A portal providing cultural heritage resources wants to enrich the original metadata from web and social media resources in order to put their resources in context.

Example: Herbert has been a history and economics high school teacher. When he retired, he intensified his hobby on studying the economy of the German Empire. Once Herbert was tweeting about his hypothesis on the economic situation of the German Empire, referring to statistics published in the portal of the German National Library of Economics (ZBW). In order to put their resources into users' contexts, ZBW monitors tweets about their resources and an automatic agent adds an annotation to the page on ZBW’s portal presenting the document he used, referring to Herbert's Twitter account and website.

b) user created

A scientist using cultural heritage resources wants to connect different information she found about these resources and her own work.
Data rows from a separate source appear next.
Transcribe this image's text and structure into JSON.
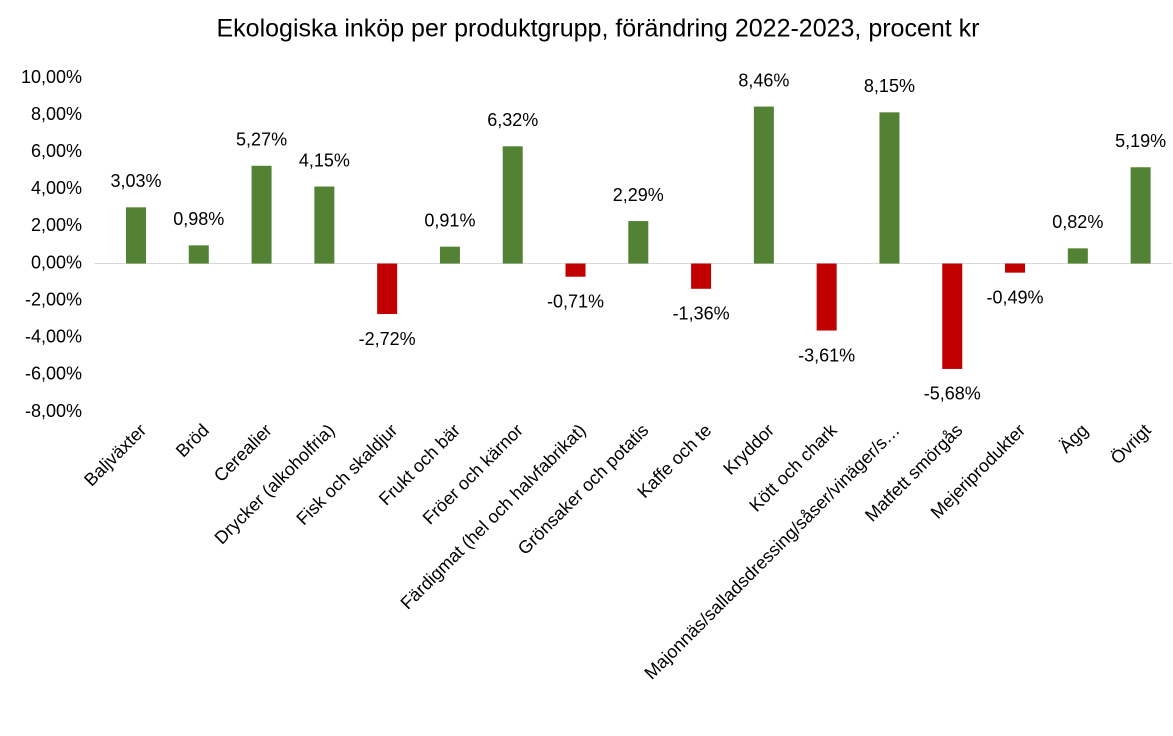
{
  "chart_data": {
    "type": "bar",
    "title": "Ekologiska inköp per produktgrupp, förändring 2022-2023, procent kr",
    "categories": [
      "Baljväxter",
      "Bröd",
      "Cerealier",
      "Drycker (alkoholfria)",
      "Fisk och skaldjur",
      "Frukt och bär",
      "Fröer och kärnor",
      "Färdigmat (hel och halvfabrikat)",
      "Grönsaker och potatis",
      "Kaffe och te",
      "Kryddor",
      "Kött och chark",
      "Majonnäs/salladsdressing/såser/vinäger/s…",
      "Matfett smörgås",
      "Mejeriprodukter",
      "Ägg",
      "Övrigt"
    ],
    "values": [
      3.03,
      0.98,
      5.27,
      4.15,
      -2.72,
      0.91,
      6.32,
      -0.71,
      2.29,
      -1.36,
      8.46,
      -3.61,
      8.15,
      -5.68,
      -0.49,
      0.82,
      5.19
    ],
    "value_labels": [
      "3,03%",
      "0,98%",
      "5,27%",
      "4,15%",
      "-2,72%",
      "0,91%",
      "6,32%",
      "-0,71%",
      "2,29%",
      "-1,36%",
      "8,46%",
      "-3,61%",
      "8,15%",
      "-5,68%",
      "-0,49%",
      "0,82%",
      "5,19%"
    ],
    "color": "#548235",
    "negative_color": "#c00000",
    "ylim": [
      -8,
      10
    ],
    "yticks": [
      {
        "value": -8,
        "label": "-8,00%"
      },
      {
        "value": -6,
        "label": "-6,00%"
      },
      {
        "value": -4,
        "label": "-4,00%"
      },
      {
        "value": -2,
        "label": "-2,00%"
      },
      {
        "value": 0,
        "label": "0,00%"
      },
      {
        "value": 2,
        "label": "2,00%"
      },
      {
        "value": 4,
        "label": "4,00%"
      },
      {
        "value": 6,
        "label": "6,00%"
      },
      {
        "value": 8,
        "label": "8,00%"
      },
      {
        "value": 10,
        "label": "10,00%"
      }
    ],
    "grid": false
  }
}
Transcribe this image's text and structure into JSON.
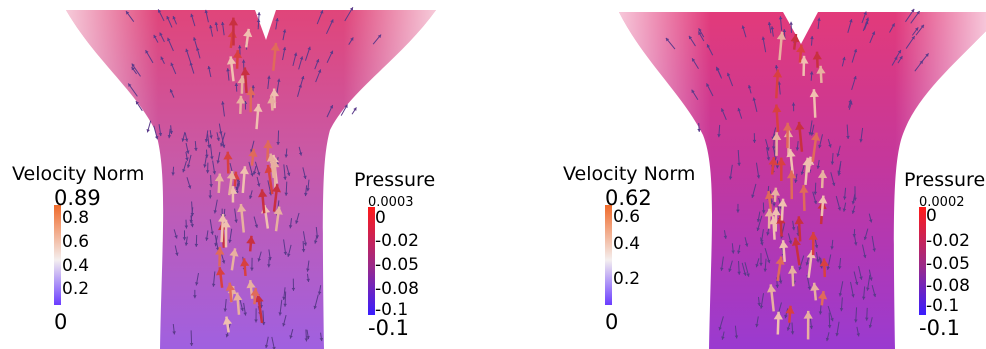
{
  "panels": [
    {
      "velocity": {
        "title": "Velocity Norm",
        "max": "0.89",
        "ticks": [
          "0.8",
          "0.6",
          "0.4",
          "0.2"
        ],
        "min": "0"
      },
      "pressure": {
        "title": "Pressure",
        "max": "0.0003",
        "ticks": [
          "0",
          "-0.02",
          "-0.05",
          "-0.08",
          "-0.1"
        ],
        "min": "-0.1"
      }
    },
    {
      "velocity": {
        "title": "Velocity Norm",
        "max": "0.62",
        "ticks": [
          "0.6",
          "0.4",
          "0.2"
        ],
        "min": "0"
      },
      "pressure": {
        "title": "Pressure",
        "max": "0.0002",
        "ticks": [
          "0",
          "-0.02",
          "-0.05",
          "-0.08",
          "-0.1"
        ],
        "min": "-0.1"
      }
    }
  ],
  "colors": {
    "velocity_low": "#6a3cff",
    "velocity_mid": "#f4efef",
    "velocity_high": "#f06a2a",
    "pressure_low": "#3a1dff",
    "pressure_mid": "#9a2a8a",
    "pressure_high": "#ff1a1a"
  }
}
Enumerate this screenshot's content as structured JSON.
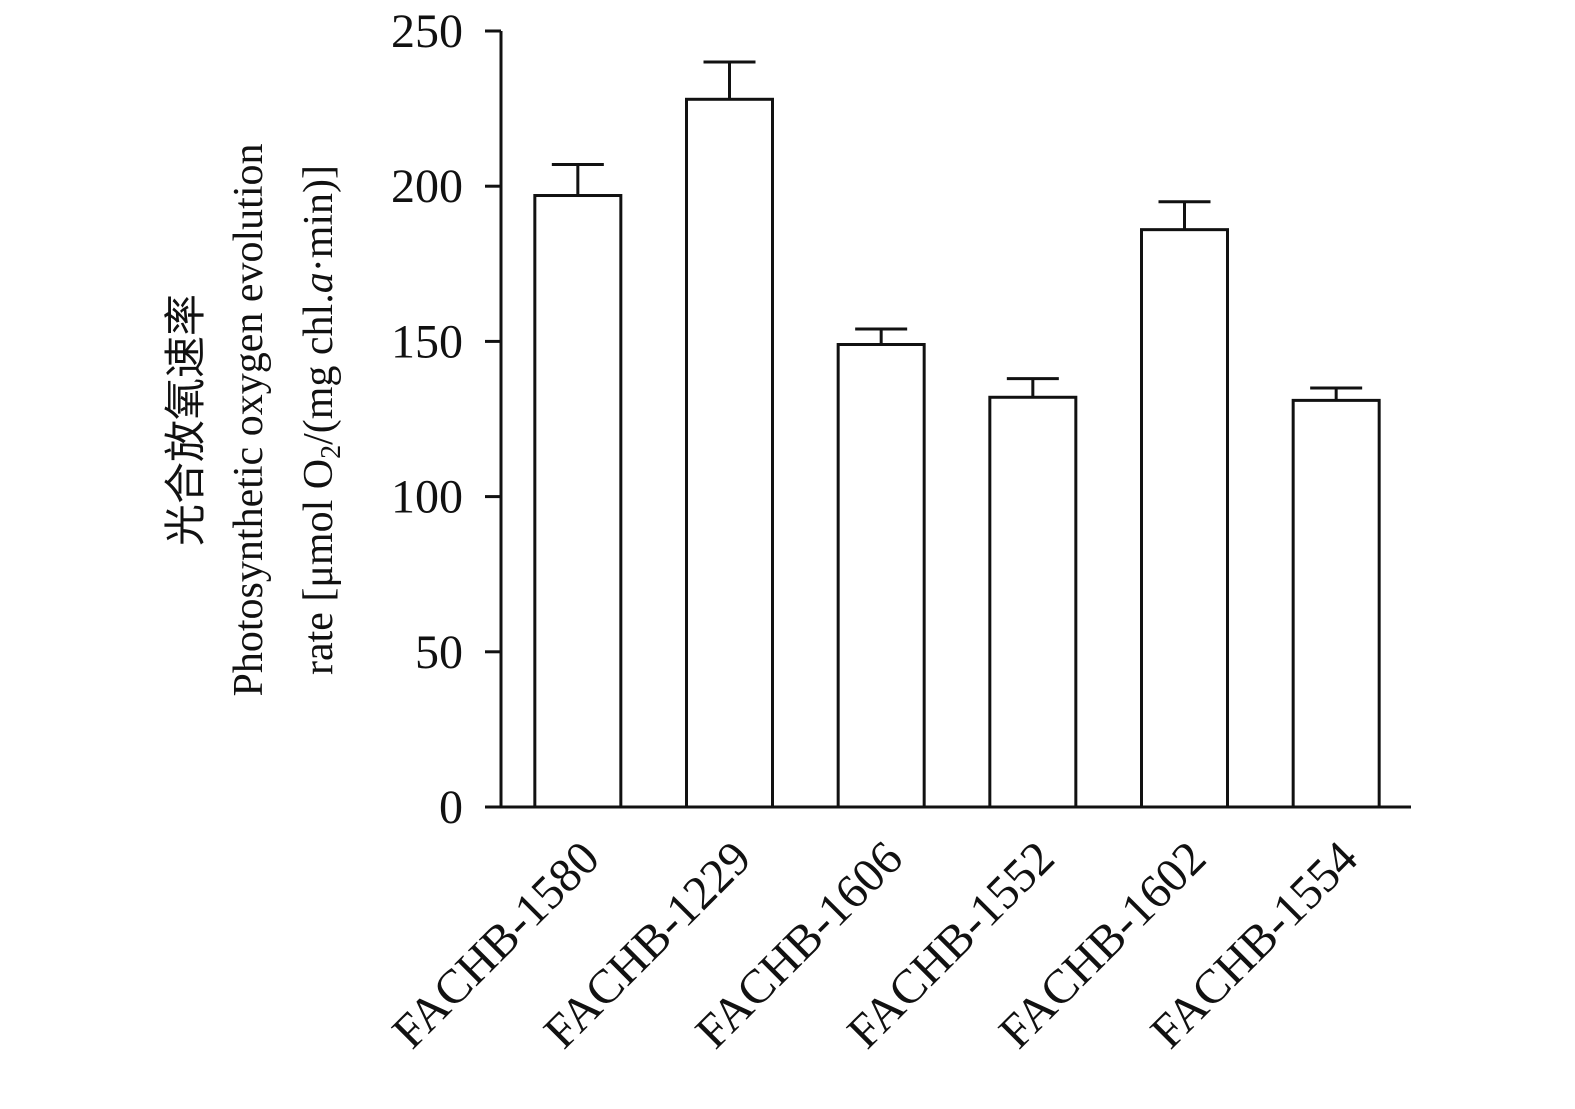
{
  "chart_data": {
    "type": "bar",
    "categories": [
      "FACHB-1580",
      "FACHB-1229",
      "FACHB-1606",
      "FACHB-1552",
      "FACHB-1602",
      "FACHB-1554"
    ],
    "values": [
      197,
      228,
      149,
      132,
      186,
      131
    ],
    "errors": [
      10,
      12,
      5,
      6,
      9,
      4
    ],
    "xlabel": "",
    "ylabel_lines": [
      "光合放氧速率",
      "Photosynthetic oxygen evolution",
      "rate [μmol O",
      "2",
      "/(mg chl.",
      "a",
      "·min)]"
    ],
    "ylim": [
      0,
      250
    ],
    "yticks": [
      "0",
      "50",
      "100",
      "150",
      "200",
      "250"
    ],
    "ytick_values": [
      0,
      50,
      100,
      150,
      200,
      250
    ],
    "grid": false,
    "legend": "none",
    "colors": {
      "bar_fill": "#ffffff",
      "stroke": "#111111"
    }
  }
}
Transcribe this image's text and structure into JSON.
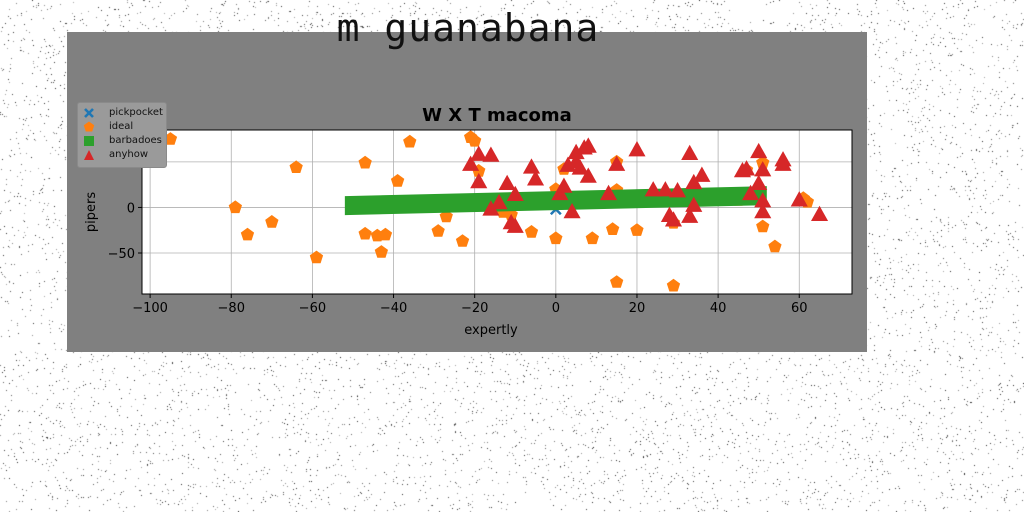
{
  "suptitle": "m guanabana",
  "colors": {
    "figure_bg": "#808080",
    "axes_bg": "#ffffff",
    "grid": "#b0b0b0",
    "pickpocket": "#1f77b4",
    "ideal": "#ff7f0e",
    "barbadoes": "#2ca02c",
    "anyhow": "#d62728"
  },
  "chart_data": {
    "type": "scatter",
    "title": "W X T macoma",
    "xlabel": "expertly",
    "ylabel": "pipers",
    "xlim": [
      -102,
      73
    ],
    "ylim": [
      -95,
      85
    ],
    "xticks": [
      -100,
      -80,
      -60,
      -40,
      -20,
      0,
      20,
      40,
      60
    ],
    "xtick_labels": [
      "−100",
      "−80",
      "−60",
      "−40",
      "−20",
      "0",
      "20",
      "40",
      "60"
    ],
    "yticks": [
      -50,
      0,
      50
    ],
    "ytick_labels": [
      "−50",
      "0",
      "50"
    ],
    "grid": true,
    "legend_position": "upper-left",
    "series": [
      {
        "name": "pickpocket",
        "marker": "x",
        "points": [
          [
            0,
            -2
          ]
        ]
      },
      {
        "name": "ideal",
        "marker": "pentagon",
        "points": [
          [
            -95,
            75
          ],
          [
            -79,
            0
          ],
          [
            -76,
            -30
          ],
          [
            -70,
            -16
          ],
          [
            -64,
            44
          ],
          [
            -59,
            -55
          ],
          [
            -47,
            49
          ],
          [
            -47,
            -29
          ],
          [
            -44,
            -31
          ],
          [
            -43,
            -49
          ],
          [
            -42,
            -30
          ],
          [
            -39,
            29
          ],
          [
            -36,
            72
          ],
          [
            -29,
            -26
          ],
          [
            -27,
            -10
          ],
          [
            -23,
            -37
          ],
          [
            -21,
            77
          ],
          [
            -20,
            73
          ],
          [
            -19,
            40
          ],
          [
            -13,
            -5
          ],
          [
            -11,
            -8
          ],
          [
            -6,
            -27
          ],
          [
            0,
            20
          ],
          [
            0,
            -34
          ],
          [
            2,
            42
          ],
          [
            9,
            -34
          ],
          [
            14,
            -24
          ],
          [
            15,
            50
          ],
          [
            15,
            19
          ],
          [
            15,
            -82
          ],
          [
            20,
            -25
          ],
          [
            29,
            -17
          ],
          [
            29,
            -86
          ],
          [
            33,
            10
          ],
          [
            45,
            8
          ],
          [
            47,
            41
          ],
          [
            51,
            -21
          ],
          [
            51,
            49
          ],
          [
            54,
            -43
          ],
          [
            61,
            10
          ],
          [
            62,
            6
          ]
        ]
      },
      {
        "name": "barbadoes",
        "marker": "band",
        "start": [
          -52,
          2
        ],
        "end": [
          52,
          13
        ],
        "thickness": 19
      },
      {
        "name": "anyhow",
        "marker": "triangle",
        "points": [
          [
            -21,
            47
          ],
          [
            -19,
            58
          ],
          [
            -19,
            28
          ],
          [
            -16,
            57
          ],
          [
            -16,
            -2
          ],
          [
            -14,
            5
          ],
          [
            -12,
            26
          ],
          [
            -10,
            14
          ],
          [
            -11,
            -17
          ],
          [
            -10,
            -21
          ],
          [
            -6,
            44
          ],
          [
            -5,
            31
          ],
          [
            1,
            15
          ],
          [
            2,
            23
          ],
          [
            3,
            46
          ],
          [
            4,
            -5
          ],
          [
            5,
            50
          ],
          [
            5,
            60
          ],
          [
            6,
            43
          ],
          [
            7,
            65
          ],
          [
            8,
            67
          ],
          [
            8,
            34
          ],
          [
            13,
            15
          ],
          [
            15,
            47
          ],
          [
            20,
            63
          ],
          [
            24,
            19
          ],
          [
            27,
            19
          ],
          [
            28,
            -9
          ],
          [
            29,
            -14
          ],
          [
            30,
            18
          ],
          [
            33,
            59
          ],
          [
            33,
            -10
          ],
          [
            34,
            27
          ],
          [
            34,
            2
          ],
          [
            36,
            35
          ],
          [
            46,
            40
          ],
          [
            47,
            42
          ],
          [
            48,
            15
          ],
          [
            50,
            61
          ],
          [
            50,
            26
          ],
          [
            51,
            41
          ],
          [
            51,
            7
          ],
          [
            51,
            -5
          ],
          [
            56,
            52
          ],
          [
            56,
            47
          ],
          [
            60,
            8
          ],
          [
            65,
            -8
          ]
        ]
      }
    ]
  }
}
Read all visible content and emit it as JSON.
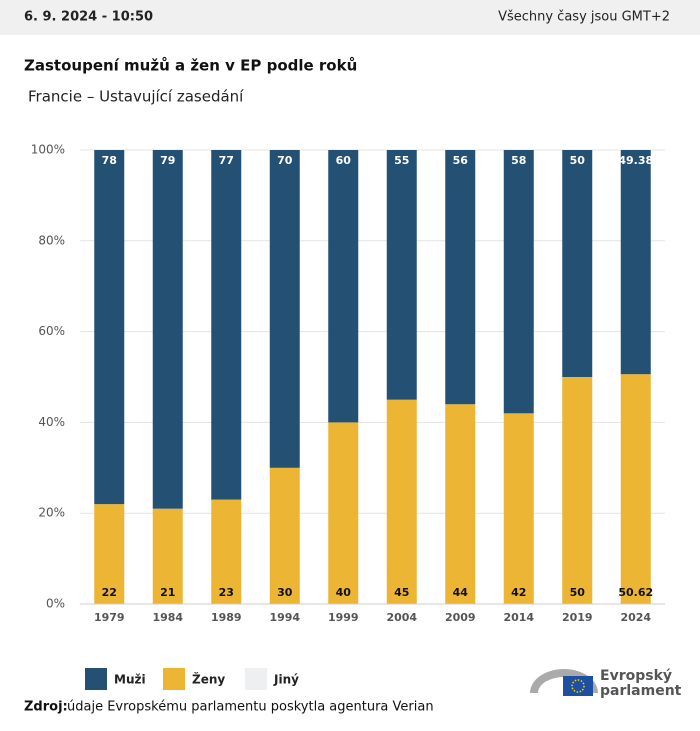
{
  "header": {
    "date": "6. 9. 2024 - 10:50",
    "timezone": "Všechny časy jsou GMT+2"
  },
  "chart_data": {
    "type": "stacked_bar",
    "title": "Zastoupení mužů a žen v EP podle roků",
    "subtitle": "Francie – Ustavující zasedání",
    "categories": [
      "1979",
      "1984",
      "1989",
      "1994",
      "1999",
      "2004",
      "2009",
      "2014",
      "2019",
      "2024"
    ],
    "series": [
      {
        "name": "Muži",
        "color": "#245173",
        "values": [
          78,
          79,
          77,
          70,
          60,
          55,
          56,
          58,
          50,
          49.38
        ]
      },
      {
        "name": "Ženy",
        "color": "#ecb533",
        "values": [
          22,
          21,
          23,
          30,
          40,
          45,
          44,
          42,
          50,
          50.62
        ]
      },
      {
        "name": "Jiný",
        "color": "#eeeff1",
        "values": [
          0,
          0,
          0,
          0,
          0,
          0,
          0,
          0,
          0,
          0
        ]
      }
    ],
    "ylim": [
      0,
      100
    ],
    "yticks": [
      {
        "value": 0,
        "label": "0%"
      },
      {
        "value": 20,
        "label": "20%"
      },
      {
        "value": 40,
        "label": "40%"
      },
      {
        "value": 60,
        "label": "60%"
      },
      {
        "value": 80,
        "label": "80%"
      },
      {
        "value": 100,
        "label": "100%"
      }
    ],
    "grid": true
  },
  "source": {
    "label": "Zdroj:",
    "text": "údaje Evropskému parlamentu poskytla agentura Verian"
  },
  "logo": {
    "line1": "Evropský",
    "line2": "parlament"
  }
}
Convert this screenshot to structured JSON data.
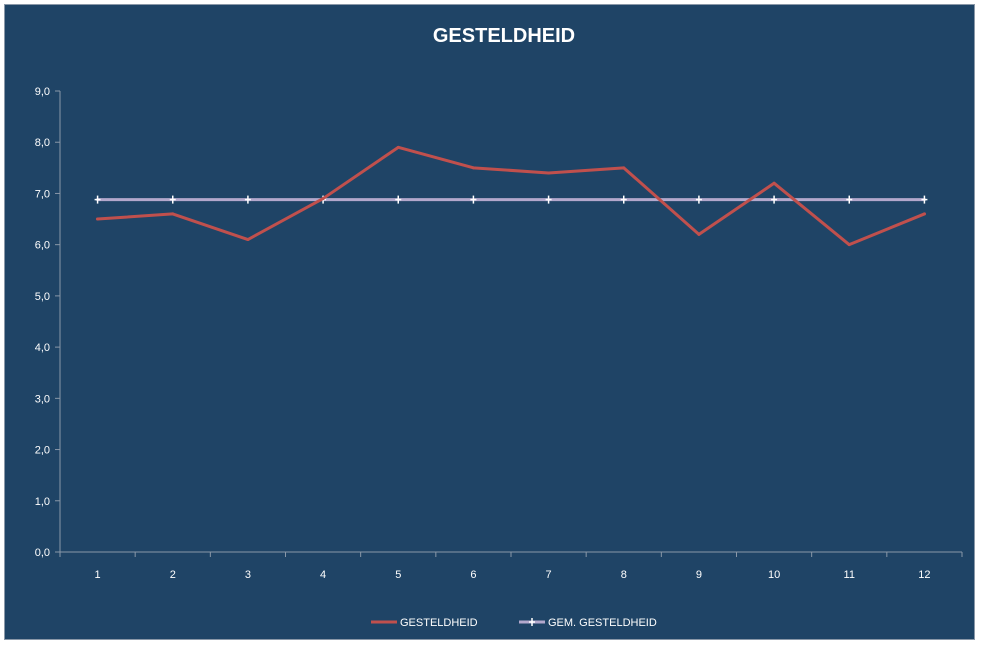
{
  "chart_data": {
    "type": "line",
    "title": "GESTELDHEID",
    "xlabel": "",
    "ylabel": "",
    "categories": [
      "1",
      "2",
      "3",
      "4",
      "5",
      "6",
      "7",
      "8",
      "9",
      "10",
      "11",
      "12"
    ],
    "ylim": [
      0,
      9
    ],
    "yticks": [
      "0,0",
      "1,0",
      "2,0",
      "3,0",
      "4,0",
      "5,0",
      "6,0",
      "7,0",
      "8,0",
      "9,0"
    ],
    "grid": false,
    "legend_position": "bottom",
    "series": [
      {
        "name": "GESTELDHEID",
        "color": "#c0504d",
        "values": [
          6.5,
          6.6,
          6.1,
          6.9,
          7.9,
          7.5,
          7.4,
          7.5,
          6.2,
          7.2,
          6.0,
          6.6
        ]
      },
      {
        "name": "GEM. GESTELDHEID",
        "color": "#b3a8cc",
        "marker": "plus",
        "values": [
          6.88,
          6.88,
          6.88,
          6.88,
          6.88,
          6.88,
          6.88,
          6.88,
          6.88,
          6.88,
          6.88,
          6.88
        ]
      }
    ],
    "colors": {
      "background": "#1f4466",
      "axis": "#8a98a8",
      "text": "#ffffff"
    }
  }
}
Example: Sarah is a researcher working on the history of money. In her current work, she uses documents from different libraries, and she is also collecting examples of early coins. She uses Europeana to search across many institutions in Europe, and online catalogs of museums worldwide. She finds a type of coin, of which different museums have exemplars of, and provide different metadata about it. She creates annotations linking these records together, describing their connection and adding her own insights. For example, she points out that two of those records have complementary metadata, while a third contradicts in terms of the age dating of the coins. She provides her research results proposing a resolution to this issue.